The judges reveal that the secret documents at the centre of the case “give rise to an arguable case of torture or cruel, inhuman or degrading treatment”. It is also disclosed that a British intelligence official may have been present when Mr Mohamed alleges he was tortured. The judgement raises the prospect of criminal charges being brought against British officials.
Mr Mohamed, who was born in Ethiopia, sought political asylum in Britain in 1994 and was granted leave to remain in this country. He was captured in Pakistan in 2002 while attempting to return to London on a false British passport.
The Muslim convert was initially questioned by MI5 before being passed to the Americans. He was then held “incommunicado, initially in Pakistan and then at secret and undisclosed locations until May 2004”. He claims he was subjected to “extraordinary rendition to Morocco where torture continued in a severe form”.

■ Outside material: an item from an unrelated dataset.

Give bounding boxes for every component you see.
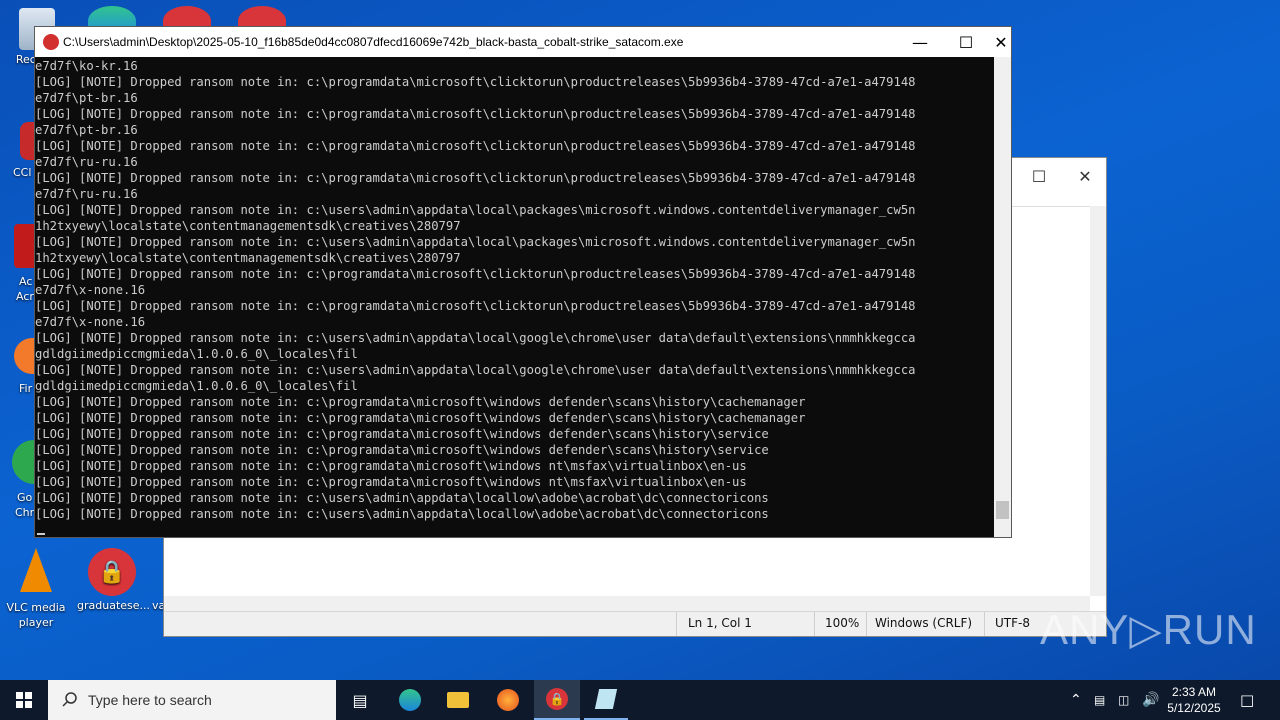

Between May and September 2004, Mr Mohamed made confessions to his involvement with Al-Qaida and plotting terrorist attacks. He was initially charged with terrorist offences, including a dirty bomb plot, although the charges have now been dropped.
He has been on hunger strike for much of the past month and is expected to be released shortly and returned to Britain.
The judgement reveals that the High Court was minded to release the information – provided by both the American and British Governments – describing his treatment since being captured.
But, the judges said that in the opinion of the Foreign Secretary there is a real risk that, if the redacted paragraphs were restored, then "the US Government, by its review of the shared intelligence arrangements, could inflict on the citizens of the United Kingdom a very considerable increase in the dangers they face at a time when a serious terrorist threat still pertains".
They said they had to find a balance between national security on the one hand and the public interest in open justice, safeguarding the rule of law, free speech and democratic accountability.
"In the circumstances now prevailing, the balance is served by maintaining the redaction of the paragraphs from our first judgment," they said.
"In short, whatever views may be held as to the continuing threat made by the US Government to prevent a short summary of the treatment of Mohamed being put into the public domain by this court, it would not, in all the circumstances we have set out and in the light of the action taken, be in the public interest to expose the UK to what the Foreign Secretary still considers to be the real risk of the loss of intelligence so vital to the safety of our day-to-day life."
It was also revealed that Mr Miliband had recently checked and that Barack Obama’s administration was standing by the threat.